Storie originali > Drammatico
Ricorda la storia  |      
Autore: W_Morgan_Bryn    21/06/2012    3 recensioni
Sebbene la vita di una persona a un certo punto finirà comunque, chi avrà il coraggio di prendere il posto delle regole della Natura?
Alla fine dei giochi non tutto va come l'avremo sempre pensato. Certe volte chi spegne la luce della vita, non è tanto distante da noi. Sta a noi capire chi. O morire.
Genere: Slice of life | Stato: completa
Tipo di coppia: non specificato
Note: nessuna | Avvertimenti: nessuno
Per recensire esegui il login o registrati.
Dimensione del testo A A A
“Evie, sei brutta quando piangi, davvero.”

Mi svegliai di soprassalto.
Prima ero stata tentata di urlare, ma non capivo perché.
O almeno, io ci avevo provato più volte, ma non usciva voce dalla mia bocca, nemmeno un fiato.
Guardai la sveglia.
Erano a malapena le sei e mezza di mattina.
Lui era accanto a me e dormiva, neanche quando mi alzai si destò.
Mi guardai intorno: per tutta la stanza erano disseminati vestiti, come muti testimoni di ciò che era successo la sera prima.
Iniziai a provare freddo. Non andava il riscaldamento in quella stanza, quello era il lusso che spettava al soggiorno.
Mi diressi al bagno, non c’è bisogno di spiegare il perché.
Mentre tornavo a letto mi specchiai. Non mi somigliava nemmeno un po’ quella donna che mi guardava. Aveva un viso stanco e non sorrideva da un po’, non provava piacere se non perché era necessario ad arrivare per lo meno al giorno seguente.
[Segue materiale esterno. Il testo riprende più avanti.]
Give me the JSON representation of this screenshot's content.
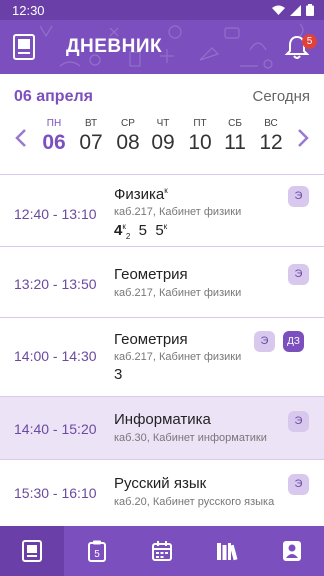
{
  "status_bar": {
    "time": "12:30"
  },
  "app_bar": {
    "title": "ДНЕВНИК",
    "notification_count": "5"
  },
  "date_bar": {
    "date_label": "06 апреля",
    "today_label": "Сегодня",
    "days": [
      {
        "name": "ПН",
        "num": "06",
        "active": true
      },
      {
        "name": "ВТ",
        "num": "07"
      },
      {
        "name": "СР",
        "num": "08"
      },
      {
        "name": "ЧТ",
        "num": "09"
      },
      {
        "name": "ПТ",
        "num": "10"
      },
      {
        "name": "СБ",
        "num": "11"
      },
      {
        "name": "ВС",
        "num": "12"
      }
    ]
  },
  "lessons": [
    {
      "time": "12:40 - 13:10",
      "subject": "Физика",
      "subject_mark": "к",
      "room": "каб.217, Кабинет физики",
      "marks": [
        {
          "v": "4",
          "sup": "к",
          "sub": "2"
        },
        {
          "v": "5"
        },
        {
          "v": "5",
          "sup": "к"
        }
      ],
      "chips": [
        "Э"
      ]
    },
    {
      "time": "13:20 - 13:50",
      "subject": "Геометрия",
      "room": "каб.217, Кабинет физики",
      "chips": [
        "Э"
      ]
    },
    {
      "time": "14:00 - 14:30",
      "subject": "Геометрия",
      "room": "каб.217, Кабинет физики",
      "marks": [
        {
          "v": "3"
        }
      ],
      "chips": [
        "Э",
        "ДЗ"
      ]
    },
    {
      "time": "14:40 - 15:20",
      "subject": "Информатика",
      "room": "каб.30, Кабинет информатики",
      "chips": [
        "Э"
      ],
      "selected": true
    },
    {
      "time": "15:30 - 16:10",
      "subject": "Русский язык",
      "room": "каб.20, Кабинет русского языка",
      "chips": [
        "Э"
      ]
    }
  ],
  "bottom_nav": [
    {
      "icon": "diary-icon",
      "active": true
    },
    {
      "icon": "grades-icon"
    },
    {
      "icon": "calendar-icon"
    },
    {
      "icon": "library-icon"
    },
    {
      "icon": "profile-icon"
    }
  ]
}
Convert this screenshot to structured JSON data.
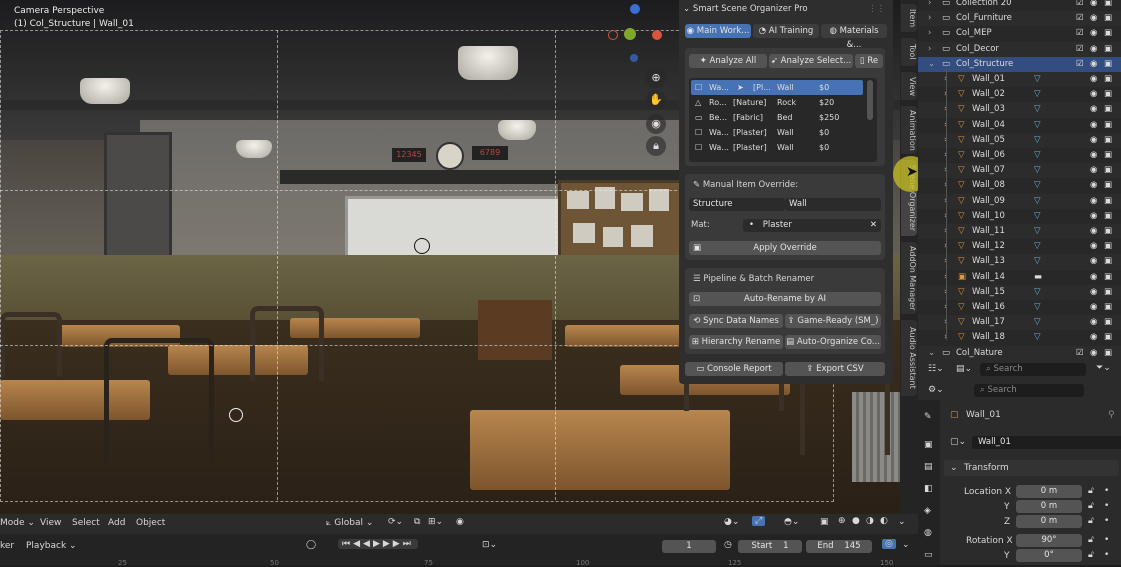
{
  "viewport": {
    "title_line1": "Camera Perspective",
    "title_line2": "(1) Col_Structure | Wall_01",
    "board_digits_left": "12345",
    "board_digits_right": "6789"
  },
  "viewport_header": {
    "mode_label": "Mode",
    "menus": [
      "View",
      "Select",
      "Add",
      "Object"
    ],
    "transform_orientation": "Global"
  },
  "timeline": {
    "left_label": "ker",
    "playback_label": "Playback",
    "current_frame": "1",
    "start_label": "Start",
    "start_value": "1",
    "end_label": "End",
    "end_value": "145",
    "ruler_ticks": [
      "25",
      "50",
      "75",
      "100",
      "125",
      "150"
    ]
  },
  "n_panel_tabs": [
    "Item",
    "Tool",
    "View",
    "Animation",
    "Scene Organizer",
    "AddOn Manager",
    "Audio Assistant"
  ],
  "addon": {
    "title": "Smart Scene Organizer Pro",
    "tabs": [
      "Main Work...",
      "AI Training",
      "Materials &..."
    ],
    "analyze_all": "Analyze All",
    "analyze_selected": "Analyze Select...",
    "re_label": "Re",
    "list_rows": [
      {
        "name": "Wa...",
        "mat": "[Pl...",
        "type": "Wall",
        "price": "$0",
        "selected": true
      },
      {
        "name": "Ro...",
        "mat": "[Nature]",
        "type": "Rock",
        "price": "$20",
        "selected": false
      },
      {
        "name": "Be...",
        "mat": "[Fabric]",
        "type": "Bed",
        "price": "$250",
        "selected": false
      },
      {
        "name": "Wa...",
        "mat": "[Plaster]",
        "type": "Wall",
        "price": "$0",
        "selected": false
      },
      {
        "name": "Wa...",
        "mat": "[Plaster]",
        "type": "Wall",
        "price": "$0",
        "selected": false
      }
    ],
    "manual_override_title": "Manual Item Override:",
    "override_category": "Structure",
    "override_type": "Wall",
    "mat_label": "Mat:",
    "mat_value": "Plaster",
    "apply_override": "Apply Override",
    "pipeline_title": "Pipeline & Batch Renamer",
    "auto_rename": "Auto-Rename by AI",
    "sync_data_names": "Sync Data Names",
    "game_ready": "Game-Ready (SM_)",
    "hierarchy_rename": "Hierarchy Rename",
    "auto_organize": "Auto-Organize Co...",
    "console_report": "Console Report",
    "export_csv": "Export CSV"
  },
  "outliner": {
    "rows": [
      {
        "label": "Collection 20",
        "kind": "collection",
        "indent": 1,
        "expanded": false
      },
      {
        "label": "Col_Furniture",
        "kind": "collection",
        "indent": 1,
        "expanded": false
      },
      {
        "label": "Col_MEP",
        "kind": "collection",
        "indent": 1,
        "expanded": false
      },
      {
        "label": "Col_Decor",
        "kind": "collection",
        "indent": 1,
        "expanded": false
      },
      {
        "label": "Col_Structure",
        "kind": "collection",
        "indent": 1,
        "expanded": true,
        "active": true
      },
      {
        "label": "Wall_01",
        "kind": "mesh",
        "indent": 2
      },
      {
        "label": "Wall_02",
        "kind": "mesh",
        "indent": 2
      },
      {
        "label": "Wall_03",
        "kind": "mesh",
        "indent": 2
      },
      {
        "label": "Wall_04",
        "kind": "mesh",
        "indent": 2
      },
      {
        "label": "Wall_05",
        "kind": "mesh",
        "indent": 2
      },
      {
        "label": "Wall_06",
        "kind": "mesh",
        "indent": 2
      },
      {
        "label": "Wall_07",
        "kind": "mesh",
        "indent": 2
      },
      {
        "label": "Wall_08",
        "kind": "mesh",
        "indent": 2
      },
      {
        "label": "Wall_09",
        "kind": "mesh",
        "indent": 2
      },
      {
        "label": "Wall_10",
        "kind": "mesh",
        "indent": 2
      },
      {
        "label": "Wall_11",
        "kind": "mesh",
        "indent": 2
      },
      {
        "label": "Wall_12",
        "kind": "mesh",
        "indent": 2
      },
      {
        "label": "Wall_13",
        "kind": "mesh",
        "indent": 2
      },
      {
        "label": "Wall_14",
        "kind": "mesh-alt",
        "indent": 2
      },
      {
        "label": "Wall_15",
        "kind": "mesh",
        "indent": 2
      },
      {
        "label": "Wall_16",
        "kind": "mesh",
        "indent": 2
      },
      {
        "label": "Wall_17",
        "kind": "mesh",
        "indent": 2
      },
      {
        "label": "Wall_18",
        "kind": "mesh",
        "indent": 2
      },
      {
        "label": "Col_Nature",
        "kind": "collection",
        "indent": 1,
        "expanded": true
      }
    ],
    "search_placeholder": "Search"
  },
  "properties": {
    "search_placeholder": "Search",
    "object_name": "Wall_01",
    "data_name": "Wall_01",
    "transform_title": "Transform",
    "location_x_label": "Location X",
    "y_label": "Y",
    "z_label": "Z",
    "location_x": "0 m",
    "location_y": "0 m",
    "location_z": "0 m",
    "rotation_x_label": "Rotation X",
    "rotation_x": "90°",
    "rotation_y": "0°"
  },
  "colors": {
    "accent_blue": "#4772b3",
    "object_orange": "#e09a3a",
    "mesh_cyan": "#5fb8d8",
    "cursor_yellow": "#c8c022"
  }
}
Tornai nella stanza, ma mi fermai sulla porta a osservarlo.
Lui non mi aveva mai amata, nemmeno quando mi scopava.
L’unica cosa che amava era fare baldoria quando sua moglie era fuori per un raduno di cucito.
Nemmeno la vita che tutto sommato conducevo mi appagava.
Lavoro da commessa.
Il supermarket in cui lavoravo era piccolo e aveva solo pochi scaffali riempiti dalla stessa roba da anni, quella non scadeva mai. E a tutte le ore c’erano solo clienti abituali che ti sbattevano in faccia gli oggetti che compravano, come se fossi una schiava ai loro servizi. I vecchietti, poi, lasciavano sempre cadere a terra qualcosa e, mentre ti chinavi a raccogliere la merce caduta, quelli ne approfittavano per dare una sbirciata al sedere e alla scollatura, in cerca di ritrovare gli ardori perduti.
Niente di tutto quello che avrei desiderato pochi anni fa, quando ancora conducevo una vita da studentessa.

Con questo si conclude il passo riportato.